We understand that the “personnel matter” actually relates to one councillor involving multiple complaints by staff members against that councillor with action already being taken internally under OH&S arrangements to protect staff by limiting interaction with the councillor involved.
However, unlike the situation on August 24, 2016, when there was a willingness by council to take appropriate action against the bad behaviour of a councillor, when Cr Kieran Kennedy was suspended for a month and ordered to make an apology, allegedly over an objectionable email he sent to the CEO Tim Tamlin, there appears to be no such willingness from a majority on council this time.
In fact, the proper procedure would have been to not publish anything at all about the investigation until such time as it was completely wrapped up and an appropriate penalty decided, agreed to and the matter closed.
Instead of doing that, the council, or a majority voting block on the council, has demonstrated its inability to deal with a serious councillor behaviour matter and workplace safety situation, while opting to trivialise and politicise the process by focusing attention on the $69,000 cost of the process to date, not including “lost productivity costs associated with the significant hours in senior officer administration time, staff and councillor interview time”.
We understand that because of the threat of litigation by the councillor involved much of that cost has entailed, and continues to feature, legal advice.
Publicising the cost, though, is clearly an attempt by interests within the council to criticise, by implication, the efforts of the CEO Mr Tamlin to properly deal with the matter. However, by its inaction, it is the council itself that has left staff exposed to the unresolved workplace risk and the ratepayers to potential damages claims.

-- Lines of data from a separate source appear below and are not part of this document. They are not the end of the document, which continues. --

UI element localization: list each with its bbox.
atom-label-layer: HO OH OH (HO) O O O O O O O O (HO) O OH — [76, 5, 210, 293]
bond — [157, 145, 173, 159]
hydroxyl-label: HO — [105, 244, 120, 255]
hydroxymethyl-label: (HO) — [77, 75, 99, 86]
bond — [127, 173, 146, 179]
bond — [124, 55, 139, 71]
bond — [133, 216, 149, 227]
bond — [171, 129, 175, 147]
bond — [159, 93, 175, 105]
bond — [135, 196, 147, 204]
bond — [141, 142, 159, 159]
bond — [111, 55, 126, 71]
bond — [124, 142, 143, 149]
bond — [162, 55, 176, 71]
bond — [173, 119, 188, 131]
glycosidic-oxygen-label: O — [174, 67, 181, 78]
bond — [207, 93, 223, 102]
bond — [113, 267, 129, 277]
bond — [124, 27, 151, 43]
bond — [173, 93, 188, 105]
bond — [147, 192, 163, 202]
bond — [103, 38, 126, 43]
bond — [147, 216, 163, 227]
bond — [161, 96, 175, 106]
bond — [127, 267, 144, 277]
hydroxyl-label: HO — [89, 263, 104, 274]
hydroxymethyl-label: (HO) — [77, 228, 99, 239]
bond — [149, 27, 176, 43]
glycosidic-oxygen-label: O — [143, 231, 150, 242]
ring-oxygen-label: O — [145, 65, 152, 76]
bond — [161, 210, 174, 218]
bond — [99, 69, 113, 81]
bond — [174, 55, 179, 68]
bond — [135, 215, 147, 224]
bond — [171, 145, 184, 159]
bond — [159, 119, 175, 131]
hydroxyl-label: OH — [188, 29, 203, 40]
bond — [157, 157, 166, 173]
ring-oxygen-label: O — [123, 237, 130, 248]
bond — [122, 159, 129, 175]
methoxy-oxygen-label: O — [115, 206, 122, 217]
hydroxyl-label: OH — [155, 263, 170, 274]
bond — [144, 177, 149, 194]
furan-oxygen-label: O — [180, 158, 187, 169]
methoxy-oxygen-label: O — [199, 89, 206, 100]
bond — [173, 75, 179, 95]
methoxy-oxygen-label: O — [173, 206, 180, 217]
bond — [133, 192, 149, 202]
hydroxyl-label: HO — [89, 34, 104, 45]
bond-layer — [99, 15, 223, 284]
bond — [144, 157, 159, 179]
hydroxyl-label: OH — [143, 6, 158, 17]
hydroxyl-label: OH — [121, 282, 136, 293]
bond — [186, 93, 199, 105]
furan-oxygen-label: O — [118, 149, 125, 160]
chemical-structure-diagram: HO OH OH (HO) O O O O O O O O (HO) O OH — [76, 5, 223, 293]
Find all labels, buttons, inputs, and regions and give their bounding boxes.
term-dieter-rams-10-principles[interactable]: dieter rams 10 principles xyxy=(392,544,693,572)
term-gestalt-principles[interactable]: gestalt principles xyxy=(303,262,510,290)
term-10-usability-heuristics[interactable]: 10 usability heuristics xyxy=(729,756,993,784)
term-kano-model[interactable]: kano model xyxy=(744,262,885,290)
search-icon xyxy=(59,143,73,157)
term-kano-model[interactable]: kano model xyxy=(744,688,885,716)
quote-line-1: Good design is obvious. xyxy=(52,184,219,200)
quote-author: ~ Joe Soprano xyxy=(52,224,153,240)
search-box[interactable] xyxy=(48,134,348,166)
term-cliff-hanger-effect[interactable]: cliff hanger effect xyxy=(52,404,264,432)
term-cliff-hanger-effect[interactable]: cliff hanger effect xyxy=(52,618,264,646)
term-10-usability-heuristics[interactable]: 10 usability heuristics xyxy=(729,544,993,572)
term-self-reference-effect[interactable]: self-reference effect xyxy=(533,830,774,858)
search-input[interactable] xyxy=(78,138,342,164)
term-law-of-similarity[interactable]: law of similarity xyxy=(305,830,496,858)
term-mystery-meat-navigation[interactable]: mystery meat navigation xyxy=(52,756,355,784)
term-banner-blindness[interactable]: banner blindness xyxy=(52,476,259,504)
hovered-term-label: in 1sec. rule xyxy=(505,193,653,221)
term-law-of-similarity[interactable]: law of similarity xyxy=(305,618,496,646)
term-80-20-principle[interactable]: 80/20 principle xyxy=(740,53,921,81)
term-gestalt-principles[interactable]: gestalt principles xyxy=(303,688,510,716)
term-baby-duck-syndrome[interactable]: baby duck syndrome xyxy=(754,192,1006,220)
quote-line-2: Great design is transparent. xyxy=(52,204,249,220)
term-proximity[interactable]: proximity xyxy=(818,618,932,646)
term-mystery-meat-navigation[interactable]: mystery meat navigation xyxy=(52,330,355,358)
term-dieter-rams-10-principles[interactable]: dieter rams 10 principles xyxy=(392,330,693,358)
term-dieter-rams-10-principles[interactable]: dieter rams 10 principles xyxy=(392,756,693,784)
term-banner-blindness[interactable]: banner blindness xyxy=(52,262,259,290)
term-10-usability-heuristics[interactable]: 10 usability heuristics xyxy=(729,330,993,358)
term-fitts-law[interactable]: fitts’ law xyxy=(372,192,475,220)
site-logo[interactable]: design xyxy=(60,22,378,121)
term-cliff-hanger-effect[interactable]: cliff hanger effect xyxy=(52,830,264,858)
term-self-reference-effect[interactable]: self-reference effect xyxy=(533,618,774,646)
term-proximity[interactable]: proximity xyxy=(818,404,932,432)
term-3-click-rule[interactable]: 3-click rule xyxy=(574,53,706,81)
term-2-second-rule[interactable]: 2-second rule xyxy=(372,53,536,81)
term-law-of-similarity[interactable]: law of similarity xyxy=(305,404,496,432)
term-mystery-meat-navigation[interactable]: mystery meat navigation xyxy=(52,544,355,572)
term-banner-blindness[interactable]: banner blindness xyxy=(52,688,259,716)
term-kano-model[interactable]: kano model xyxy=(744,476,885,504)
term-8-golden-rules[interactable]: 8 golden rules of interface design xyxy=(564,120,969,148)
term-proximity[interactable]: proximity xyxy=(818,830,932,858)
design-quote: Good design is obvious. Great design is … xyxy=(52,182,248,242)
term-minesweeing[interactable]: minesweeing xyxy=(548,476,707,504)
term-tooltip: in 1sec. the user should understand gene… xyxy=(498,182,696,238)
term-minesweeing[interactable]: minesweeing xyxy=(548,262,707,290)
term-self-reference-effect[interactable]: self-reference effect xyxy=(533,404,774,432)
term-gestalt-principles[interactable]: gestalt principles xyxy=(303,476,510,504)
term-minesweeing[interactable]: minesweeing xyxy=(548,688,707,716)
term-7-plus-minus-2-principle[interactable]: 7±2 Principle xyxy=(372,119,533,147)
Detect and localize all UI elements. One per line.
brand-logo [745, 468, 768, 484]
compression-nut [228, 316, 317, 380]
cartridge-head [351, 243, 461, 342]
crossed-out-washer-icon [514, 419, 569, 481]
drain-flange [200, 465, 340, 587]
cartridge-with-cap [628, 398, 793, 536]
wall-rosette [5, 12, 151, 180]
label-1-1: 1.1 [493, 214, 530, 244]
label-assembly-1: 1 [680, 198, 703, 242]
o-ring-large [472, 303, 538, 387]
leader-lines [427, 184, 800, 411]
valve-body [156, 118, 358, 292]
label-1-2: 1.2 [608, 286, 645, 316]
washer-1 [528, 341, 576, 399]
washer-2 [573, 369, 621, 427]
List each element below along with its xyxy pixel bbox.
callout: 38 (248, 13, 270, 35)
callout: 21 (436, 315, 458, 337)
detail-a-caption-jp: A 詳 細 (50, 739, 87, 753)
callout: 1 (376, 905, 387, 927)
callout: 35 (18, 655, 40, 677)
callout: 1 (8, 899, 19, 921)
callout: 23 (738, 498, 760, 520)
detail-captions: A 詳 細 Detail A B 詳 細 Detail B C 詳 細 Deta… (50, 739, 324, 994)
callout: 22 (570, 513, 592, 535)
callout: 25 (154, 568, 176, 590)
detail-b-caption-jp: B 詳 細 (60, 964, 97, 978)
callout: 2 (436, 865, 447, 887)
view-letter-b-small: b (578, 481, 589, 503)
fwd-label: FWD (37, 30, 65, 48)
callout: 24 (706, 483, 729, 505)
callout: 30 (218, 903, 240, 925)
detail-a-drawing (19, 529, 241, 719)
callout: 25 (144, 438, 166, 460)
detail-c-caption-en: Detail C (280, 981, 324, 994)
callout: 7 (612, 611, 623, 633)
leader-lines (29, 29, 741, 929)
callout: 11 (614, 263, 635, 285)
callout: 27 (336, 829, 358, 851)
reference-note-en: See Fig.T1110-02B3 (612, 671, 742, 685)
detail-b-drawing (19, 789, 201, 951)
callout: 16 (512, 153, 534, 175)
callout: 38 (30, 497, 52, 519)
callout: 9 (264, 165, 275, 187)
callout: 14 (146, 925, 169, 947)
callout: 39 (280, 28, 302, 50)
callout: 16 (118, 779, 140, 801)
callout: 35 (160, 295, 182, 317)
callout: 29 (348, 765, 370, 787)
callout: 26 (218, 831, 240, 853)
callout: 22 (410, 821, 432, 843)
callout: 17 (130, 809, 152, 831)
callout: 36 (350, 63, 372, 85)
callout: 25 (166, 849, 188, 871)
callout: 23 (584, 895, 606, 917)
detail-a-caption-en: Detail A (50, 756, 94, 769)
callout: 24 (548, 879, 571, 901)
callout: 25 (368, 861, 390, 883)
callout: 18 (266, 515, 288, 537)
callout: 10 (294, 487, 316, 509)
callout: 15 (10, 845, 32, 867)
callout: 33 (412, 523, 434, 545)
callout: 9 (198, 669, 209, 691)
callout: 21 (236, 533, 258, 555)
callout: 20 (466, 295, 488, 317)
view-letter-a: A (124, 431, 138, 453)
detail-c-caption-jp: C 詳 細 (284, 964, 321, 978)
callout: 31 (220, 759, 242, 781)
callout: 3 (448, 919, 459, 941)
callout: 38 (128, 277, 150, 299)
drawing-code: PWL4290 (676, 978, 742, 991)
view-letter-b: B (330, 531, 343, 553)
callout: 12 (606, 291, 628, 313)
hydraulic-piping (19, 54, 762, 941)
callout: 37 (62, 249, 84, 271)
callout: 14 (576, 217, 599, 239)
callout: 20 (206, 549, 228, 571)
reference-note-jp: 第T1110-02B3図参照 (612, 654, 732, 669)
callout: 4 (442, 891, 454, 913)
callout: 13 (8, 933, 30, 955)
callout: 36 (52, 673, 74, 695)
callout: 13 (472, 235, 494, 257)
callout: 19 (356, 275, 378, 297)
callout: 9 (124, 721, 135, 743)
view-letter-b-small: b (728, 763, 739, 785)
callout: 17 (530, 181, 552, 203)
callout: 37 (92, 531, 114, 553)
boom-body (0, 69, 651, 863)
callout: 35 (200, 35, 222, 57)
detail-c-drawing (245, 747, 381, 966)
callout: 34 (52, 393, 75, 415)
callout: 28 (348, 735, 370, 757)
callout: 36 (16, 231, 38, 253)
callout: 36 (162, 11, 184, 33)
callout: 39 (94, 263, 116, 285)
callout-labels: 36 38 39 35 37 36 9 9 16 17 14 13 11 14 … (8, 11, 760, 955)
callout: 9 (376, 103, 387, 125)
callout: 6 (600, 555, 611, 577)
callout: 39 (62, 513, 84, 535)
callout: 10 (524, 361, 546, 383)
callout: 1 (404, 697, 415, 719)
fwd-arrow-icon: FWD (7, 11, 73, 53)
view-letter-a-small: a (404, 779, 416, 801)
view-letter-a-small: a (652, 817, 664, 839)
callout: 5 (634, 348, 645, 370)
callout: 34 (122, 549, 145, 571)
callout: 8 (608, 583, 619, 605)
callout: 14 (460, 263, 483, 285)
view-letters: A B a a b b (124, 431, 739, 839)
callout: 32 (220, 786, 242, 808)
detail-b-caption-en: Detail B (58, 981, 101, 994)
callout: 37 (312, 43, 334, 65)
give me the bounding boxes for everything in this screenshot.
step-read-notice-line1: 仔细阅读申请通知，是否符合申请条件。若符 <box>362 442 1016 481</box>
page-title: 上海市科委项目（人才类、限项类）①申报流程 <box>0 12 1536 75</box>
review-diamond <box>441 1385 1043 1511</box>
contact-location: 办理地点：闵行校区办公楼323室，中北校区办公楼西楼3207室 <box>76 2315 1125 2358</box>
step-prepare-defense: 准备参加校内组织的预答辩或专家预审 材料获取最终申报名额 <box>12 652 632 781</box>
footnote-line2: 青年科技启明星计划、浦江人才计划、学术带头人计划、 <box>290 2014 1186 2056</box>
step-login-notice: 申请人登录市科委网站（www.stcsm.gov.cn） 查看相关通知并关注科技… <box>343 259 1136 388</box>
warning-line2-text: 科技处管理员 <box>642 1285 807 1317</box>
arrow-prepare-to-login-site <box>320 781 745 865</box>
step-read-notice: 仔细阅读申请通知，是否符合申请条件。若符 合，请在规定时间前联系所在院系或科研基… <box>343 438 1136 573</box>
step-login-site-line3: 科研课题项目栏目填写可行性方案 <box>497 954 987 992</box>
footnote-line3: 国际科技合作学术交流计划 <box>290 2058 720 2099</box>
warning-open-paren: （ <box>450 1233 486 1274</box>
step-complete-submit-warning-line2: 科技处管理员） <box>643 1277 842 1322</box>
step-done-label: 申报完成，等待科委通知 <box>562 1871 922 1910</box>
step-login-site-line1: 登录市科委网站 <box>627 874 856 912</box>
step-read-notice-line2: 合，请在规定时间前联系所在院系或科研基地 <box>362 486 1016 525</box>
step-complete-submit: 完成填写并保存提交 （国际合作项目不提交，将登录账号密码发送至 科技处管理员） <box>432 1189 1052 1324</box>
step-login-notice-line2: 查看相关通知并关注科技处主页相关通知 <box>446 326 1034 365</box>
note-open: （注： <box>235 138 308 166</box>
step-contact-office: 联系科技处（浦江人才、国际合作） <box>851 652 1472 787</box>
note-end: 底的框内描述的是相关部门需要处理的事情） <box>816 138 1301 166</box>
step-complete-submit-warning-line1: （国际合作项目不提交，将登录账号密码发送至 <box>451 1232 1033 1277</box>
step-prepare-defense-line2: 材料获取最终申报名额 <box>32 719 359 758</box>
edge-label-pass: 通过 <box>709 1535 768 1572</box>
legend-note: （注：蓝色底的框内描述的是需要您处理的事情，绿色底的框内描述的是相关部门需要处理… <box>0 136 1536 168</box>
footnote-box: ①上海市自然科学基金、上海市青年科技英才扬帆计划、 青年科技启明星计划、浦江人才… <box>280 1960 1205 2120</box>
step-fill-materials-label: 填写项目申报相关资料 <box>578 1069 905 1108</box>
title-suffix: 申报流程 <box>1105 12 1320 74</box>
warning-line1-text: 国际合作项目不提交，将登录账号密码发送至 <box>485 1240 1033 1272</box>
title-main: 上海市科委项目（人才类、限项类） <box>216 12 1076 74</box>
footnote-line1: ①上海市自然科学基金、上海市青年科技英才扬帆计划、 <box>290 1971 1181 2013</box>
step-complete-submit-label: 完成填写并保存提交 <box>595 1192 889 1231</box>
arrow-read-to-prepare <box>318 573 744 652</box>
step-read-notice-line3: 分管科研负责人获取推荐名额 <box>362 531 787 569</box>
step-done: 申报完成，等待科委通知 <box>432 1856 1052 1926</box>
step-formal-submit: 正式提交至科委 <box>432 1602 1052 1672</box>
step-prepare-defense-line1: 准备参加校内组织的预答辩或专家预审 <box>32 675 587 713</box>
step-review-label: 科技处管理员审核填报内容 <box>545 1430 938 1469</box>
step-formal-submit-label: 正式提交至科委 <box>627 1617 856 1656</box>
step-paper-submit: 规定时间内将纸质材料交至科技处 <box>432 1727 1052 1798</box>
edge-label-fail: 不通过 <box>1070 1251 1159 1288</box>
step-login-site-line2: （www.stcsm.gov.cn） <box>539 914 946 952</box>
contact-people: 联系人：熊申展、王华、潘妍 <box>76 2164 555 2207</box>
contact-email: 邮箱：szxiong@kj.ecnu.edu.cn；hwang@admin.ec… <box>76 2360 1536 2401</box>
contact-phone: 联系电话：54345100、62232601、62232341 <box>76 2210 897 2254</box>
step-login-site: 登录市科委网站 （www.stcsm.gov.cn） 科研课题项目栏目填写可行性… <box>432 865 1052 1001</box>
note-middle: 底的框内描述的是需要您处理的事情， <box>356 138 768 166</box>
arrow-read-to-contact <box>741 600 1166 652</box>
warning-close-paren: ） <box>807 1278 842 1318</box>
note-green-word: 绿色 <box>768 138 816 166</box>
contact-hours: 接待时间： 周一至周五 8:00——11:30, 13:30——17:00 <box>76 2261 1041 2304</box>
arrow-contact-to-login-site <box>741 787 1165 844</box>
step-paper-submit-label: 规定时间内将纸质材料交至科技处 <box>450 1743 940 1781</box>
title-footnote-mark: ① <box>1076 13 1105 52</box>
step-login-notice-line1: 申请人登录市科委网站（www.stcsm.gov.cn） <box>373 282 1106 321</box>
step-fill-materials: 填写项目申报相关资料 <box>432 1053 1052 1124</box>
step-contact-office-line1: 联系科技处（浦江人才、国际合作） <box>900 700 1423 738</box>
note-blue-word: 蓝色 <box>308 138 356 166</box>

Interestingly enough, the faceless councillors who backed this indefensible position declined to register their names when voting for the resolution.
Here’s what the then Local Government Minister Jeanette Powell said about the Wangaratta council in 2013:
“The Rural City of Wangaratta Council has failed to meet its legal obligations to provide a safe workplace by allowing a culture of bullying and intimidating behaviour among some councillors towards staff to grow, impacting on staff wellbeing and leading to a large number of staff resignations.
“Bullying behaviour towards fellow councillors has resulted in one councillor resigning after taking WorkCover approved sick leave and in two other councillors threatening to withdraw from some council activities.
“The Council’s failure to govern effectively has seen $1.5 million of ratepayers’ funds wasted to date on councillor dispute procedures, Councillor Conduct Panels, legal fees, staff departures and temporary replacement staff.”
There has been no indication of staff resignations and the dispute resolution cost has hopefully not reached $1.5 million yet, although we are reportedly paying $1200-a-day for the municipal monitor, but the principle remains.
And it can’t have helped the council’s cause that Cr Maxine Kiel resigned earlier in the meeting over on-going issues of “belittling, denigrating and ridiculing” behaviour by councillors towards staff and other councillors.
Cr Meg Edwards has previously raised her concerns about bullying, and taken leave as a result, however after being endorsed by the Liberal Party, she has decided to stay, on pending on the election result.
Some councillors maintain there is no bullying and are allowing themselves to become preoccupied with the election of mayor and an allowance of $76,000 annually, set down for Wednesday, November 21 (before the State election), with Cr Don Hill emerging as the frontrunner.